About Panora
Panora is building a suite of AI-powered agents for insurance brokers - a highly regulated and operationally complex industry.
Our ambition is to become the AI Operating System for brokers in Europe: automating high-friction workflows while improving compliance, advisory quality, and client relationships.
The product is already live with brokerage firms across France and Belgium, with AI assistants in production (quotation automation, contract comparison, coverage analysis, compliance checks, document generation…).
Panora enables brokers to save hours every week, reduce analysis time by up to 70%, and focus on what truly matters: advising clients .
Founded by Diane du Paty (ex-VC, operator) and Fabian Langlet (repeat founder, AI product engineer), Panora is backed by Hexa (Aircall, Spendesk, Front).
We are entering a key phase of scaling and industrializing our AI platform.
At Panora, AI is not a feature - it is the core product layer, deployed in real-world conditions with strong constraints on reliability, traceability, and compliance.
Role
We’re looking for a Founding Data Engineer to help build and scale the systems powering Panora’s AI products.
Your work will sit at the intersection of:
AI systems: LLMs, agentic workflows, evaluation pipelines, tracing and observability
Data engineering: ingestion, normalization, enrichment, extraction and document-processing pipelines
Internal datasets: building high-quality, structured insurance datasets from policies, quotes, underwriting questionnaires and business rules
Product & backend engineering: designing robust APIs, data models and scalable services used directly in production
Insurance expertise: translating real-world insurance workflows, contract language and decision rules into usable data systems
As the third engineering hire, you'll work directly with Fabian (CTO & Co-founder) and Jeremy (Founding Software Engineer), with strong ownership and direct impact on both product and technical direction.
What to Expect
Join an existing, large-scale codebase and quickly develop a deep understanding of the systems powering Panora.
Improve, refactor and scale critical parts of the platform while contributing new capabilities where they create the most impact.
You'll work with complex workflows, unstructured data and real production constraints.
You'll own problems end-to-end, from AI systems and data pipelines to customer impact.
Success is measured by product impact, reliability and customer outcomes.
Responsibilities:
Build & Improve AI Products
Design, ship and improve AI-powered workflows used daily by insurance brokers
Build evaluation, feedback and monitoring systems to continuously improve performance
Turn complex insurance workflows into reliable AI-powered products
Build the Data Foundations
Build and maintain data pipelines powering our products
Process and structure unstructured data (contracts, emails, insurer documents)

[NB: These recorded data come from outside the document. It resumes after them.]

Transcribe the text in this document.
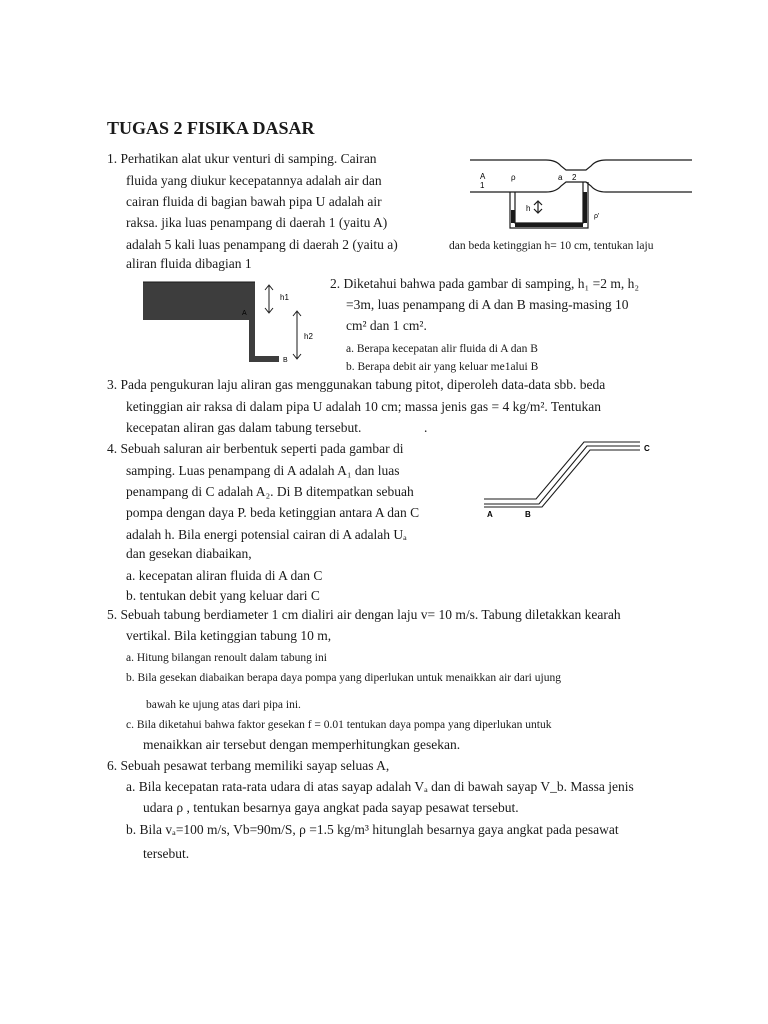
TUGAS 2 FISIKA DASAR
1. Perhatikan alat ukur venturi di samping. Cairan
fluida yang diukur kecepatannya adalah air dan
cairan fluida di bagian bawah pipa U adalah air
raksa. jika luas penampang di daerah 1 (yaitu A)
adalah 5 kali luas penampang di daerah 2 (yaitu a)	dan beda ketinggian h= 10 cm, tentukan laju
aliran fluida dibagian 1
A
1
ρ	a 2
h
ρ'
h1
h2
A
B
2. Diketahui bahwa pada gambar di samping, h₁ =2 m, h₂
=3m, luas penampang di A dan B masing-masing 10
cm² dan 1 cm².
a. Berapa kecepatan alir fluida di A dan B
b. Berapa debit air yang keluar me1alui B
3. Pada pengukuran laju aliran gas menggunakan tabung pitot, diperoleh data-data sbb. beda
ketinggian air raksa di dalam pipa U adalah 10 cm; massa jenis gas = 4 kg/m². Tentukan
kecepatan aliran gas dalam tabung tersebut.	.
4. Sebuah saluran air berbentuk seperti pada gambar di
samping. Luas penampang di A adalah A₁ dan luas
penampang di C adalah A₂. Di B ditempatkan sebuah
pompa dengan daya P. beda ketinggian antara A dan C
adalah h. Bila energi potensial cairan di A adalah Uₐ
dan gesekan diabaikan,
a. kecepatan aliran fluida di A dan C
b. tentukan debit yang keluar dari C
C
A	B
5. Sebuah tabung berdiameter 1 cm dialiri air dengan laju v= 10 m/s. Tabung diletakkan kearah
vertikal. Bila ketinggian tabung 10 m,
a. Hitung bilangan renoult dalam tabung ini
b. Bila gesekan diabaikan berapa daya pompa yang diperlukan untuk menaikkan air dari ujung
bawah ke ujung atas dari pipa ini.
c. Bila diketahui bahwa faktor gesekan f = 0.01 tentukan daya pompa yang diperlukan untuk
menaikkan air tersebut dengan memperhitungkan gesekan.
6. Sebuah pesawat terbang memiliki sayap seluas A,
a. Bila kecepatan rata-rata udara di atas sayap adalah Vₐ dan di bawah sayap V_b. Massa jenis
udara ρ , tentukan besarnya gaya angkat pada sayap pesawat tersebut.
b. Bila vₐ=100 m/s, Vb=90m/S, ρ =1.5 kg/m³ hitunglah besarnya gaya angkat pada pesawat
tersebut.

Improve the quality, reliability and observability of our systems
Own & Scale Systems
Own systems end-to-end: from design and implementation to deployment and monitoring
Contribute to architecture and key technical decisions
Help define how AI, data and engineering scale at Panora
Our Technology Stack
Built for an AI-first, production-grade product:
Languages: Python for AI, data and automation; TypeScript for backend services and product integrations
AI systems: LLM-powered agents, structured extraction, evaluation frameworks, tracing, observability and feedback loops
Infrastructure: AWS, with a serverless and managed-services approach designed for reliability and scale
Data: MongoDB, document-processing pipelines, structured extraction workflows, internal datasets and evaluation datasets
Integrations: Microsoft 365, CRM and ERP tools, insurer extranets and other systems used daily by insurance brokers
Engineering environment: a large, evolving production codebase: where improving, refactoring and scaling existing systems is as important as building new ones
What matters most is your ability to design robust systems, work with real-world constraints, and learn fast.
What We’re Looking For
We’re looking for a builder who ships, enjoys solving difficult problems, and thrives in a small, highly collaborative team.

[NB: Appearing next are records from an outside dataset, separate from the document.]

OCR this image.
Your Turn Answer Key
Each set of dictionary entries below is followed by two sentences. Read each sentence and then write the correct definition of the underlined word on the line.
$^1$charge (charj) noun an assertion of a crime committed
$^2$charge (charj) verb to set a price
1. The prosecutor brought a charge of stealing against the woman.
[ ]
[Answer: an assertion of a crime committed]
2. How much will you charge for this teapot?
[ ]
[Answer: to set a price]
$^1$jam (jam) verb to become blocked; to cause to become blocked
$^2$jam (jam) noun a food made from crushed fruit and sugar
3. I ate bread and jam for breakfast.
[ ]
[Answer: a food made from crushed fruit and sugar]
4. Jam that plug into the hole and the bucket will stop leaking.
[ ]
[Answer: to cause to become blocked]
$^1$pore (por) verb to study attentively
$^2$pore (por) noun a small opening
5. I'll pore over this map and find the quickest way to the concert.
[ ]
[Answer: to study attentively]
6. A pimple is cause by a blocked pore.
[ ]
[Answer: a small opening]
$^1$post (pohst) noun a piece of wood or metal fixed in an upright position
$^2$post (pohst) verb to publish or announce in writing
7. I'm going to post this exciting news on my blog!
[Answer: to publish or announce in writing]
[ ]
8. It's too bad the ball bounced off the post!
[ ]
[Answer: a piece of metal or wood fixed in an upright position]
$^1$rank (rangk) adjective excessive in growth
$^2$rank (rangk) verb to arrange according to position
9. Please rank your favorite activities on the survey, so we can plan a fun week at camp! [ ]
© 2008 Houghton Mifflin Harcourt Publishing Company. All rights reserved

Experience building, operating and improving production systems in a startup or product-driven environment
Experience working closely within an engineering team and contributing to a shared codebase
Strong Python and backend engineering skills
Experience with data-intensive products, AI systems, LLM applications or applied machine learning
Comfortable working with messy, incomplete and unstructured real-world data
Able to quickly understand, improve and scale existing systems—not just build greenfield projects
High standards for reliability, data quality, maintainability and customer impact in production
Comfortable taking ownership, moving quickly and making progress in ambiguous environments
Strong product mindset: you care about solving meaningful customer problems, not just shipping technical features
Bonus:
Experience with evaluation systems, feedback loops or AI observability
Experience in fintech, insurance or other regulated environments
⚙️ Recruitment process
30min phone screen with Presci (Talent team)
30min interview with Fabian (Hiring Manager)

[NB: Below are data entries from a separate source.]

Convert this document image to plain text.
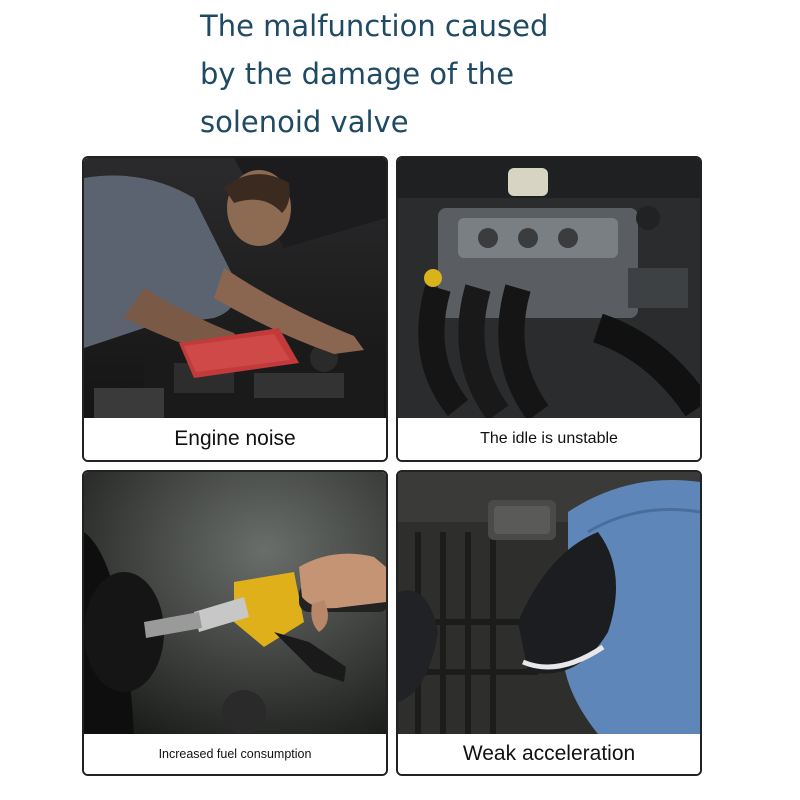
The malfunction caused
by the damage of the
solenoid valve
Engine noise	The idle is unstable
Increased fuel consumption	Weak acceleration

1h30 technical interview with Fabian through a peer-programming session
30-min interview with Diane (Co-founder & CEO)
Onsite meeting with a member of the Product / Design team and Mat (Partner at Hexa)
Reference checks & offer 🎉
Hexa is committed to creating a diverse environment. All qualified applicants will receive consideration for employment irrespective of gender, origin, identity, background and sexual orientation.
We know there’s a long way to go regarding diversity in our industry, which is why we encourage all applicants- especially those listed above- to apply to our open positions.